Note that the car is equipped with brake pad thickness sensors and they aren't indicating anything is wrong.
Visual inspection of one pad with the wheel on indicated adequate thickness.
Car is BMW 135i. Pads are OEM or OEM-style replacements (they were on the car when I bought it).
So what say the hive? are these pads on the way out or is it just a random sqeal that may actually not even be coming from the pad itself but the backing or slide?
On further inspection I've identified very small grooves on the front rotors. I've also researched the common causes of brake squealing and found that it almost always is not pad-to-rotor contact but pad backing within caliper movement/vibration. So I'm guessing the grooves are causing the vibration. I can try to bed the pads in again to try to smooth the rotor and eliminate some of the vibration, but it likely isn't causing me any performance issues. I also double checked pad thickness on all four corners and it is more than adequate. I think I could also re-grease the backing plate on the pads but I honestly don't have time to do that right now.

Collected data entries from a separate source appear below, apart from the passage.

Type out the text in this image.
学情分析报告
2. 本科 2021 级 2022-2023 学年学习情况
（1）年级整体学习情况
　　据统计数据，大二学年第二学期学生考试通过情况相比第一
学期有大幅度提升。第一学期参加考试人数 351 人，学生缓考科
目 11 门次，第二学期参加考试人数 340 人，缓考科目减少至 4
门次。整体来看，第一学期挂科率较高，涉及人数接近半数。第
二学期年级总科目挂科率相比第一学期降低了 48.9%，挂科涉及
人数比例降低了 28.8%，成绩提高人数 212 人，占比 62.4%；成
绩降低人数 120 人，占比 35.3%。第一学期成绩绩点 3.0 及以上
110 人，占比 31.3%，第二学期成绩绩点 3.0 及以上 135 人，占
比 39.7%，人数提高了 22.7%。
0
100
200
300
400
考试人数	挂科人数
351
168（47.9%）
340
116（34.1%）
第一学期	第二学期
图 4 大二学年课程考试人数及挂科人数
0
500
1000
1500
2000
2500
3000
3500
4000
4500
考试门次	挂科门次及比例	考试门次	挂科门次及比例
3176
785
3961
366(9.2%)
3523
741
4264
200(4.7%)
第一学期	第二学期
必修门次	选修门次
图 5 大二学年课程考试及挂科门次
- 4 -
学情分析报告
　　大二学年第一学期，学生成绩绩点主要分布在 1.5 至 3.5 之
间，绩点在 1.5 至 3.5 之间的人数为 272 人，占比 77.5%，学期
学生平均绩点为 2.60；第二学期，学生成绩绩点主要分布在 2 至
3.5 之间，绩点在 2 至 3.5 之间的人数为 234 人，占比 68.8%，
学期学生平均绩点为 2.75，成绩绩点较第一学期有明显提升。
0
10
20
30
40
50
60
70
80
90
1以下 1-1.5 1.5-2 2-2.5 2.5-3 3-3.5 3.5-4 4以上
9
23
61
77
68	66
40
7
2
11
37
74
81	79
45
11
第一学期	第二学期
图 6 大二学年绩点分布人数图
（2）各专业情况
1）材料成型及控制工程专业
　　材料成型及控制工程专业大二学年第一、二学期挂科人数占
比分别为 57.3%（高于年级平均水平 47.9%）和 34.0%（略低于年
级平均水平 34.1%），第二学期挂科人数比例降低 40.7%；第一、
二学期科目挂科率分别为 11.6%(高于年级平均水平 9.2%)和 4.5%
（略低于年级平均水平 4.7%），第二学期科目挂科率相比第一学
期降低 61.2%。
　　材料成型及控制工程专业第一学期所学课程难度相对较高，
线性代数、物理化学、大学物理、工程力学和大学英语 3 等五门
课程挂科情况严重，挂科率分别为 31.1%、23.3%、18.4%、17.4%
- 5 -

Sounds like you finally used your brakes a bit. Congrats!
I wish a squeeling brake pad was my only problem lol.
"Note that the car is equipped with brake pad thickness sensors and they aren't indicating anything is wrong."
My cars are far behind the times.. never knew this existed !
Would imagine its just time for pads.
chief8one wrote:
I wish a squeeling brake pad was my only problem lol.
"Note that the car is equipped with brake pad thickness sensors and they aren't indicating anything is wrong."
My cars are far behind the times.. never knew this existed !
Would imagine its just time for pads.
BMW has had brake pad sensors for over 30 years. I remember helping Dad replace one on my mom's '84 5 series.
In reply to boileralum:
My 79 Mercedes had them too.
To the OP: I would check to make sure nothing like a small stone is stuck in there, make sure everything looks ok and run them.
I would pull the pads and check for debris as bgkast suggested. Look for any signs of cracking on the pads and rotor. If it looks good, clean and reinstall and go hammer down at the match tour!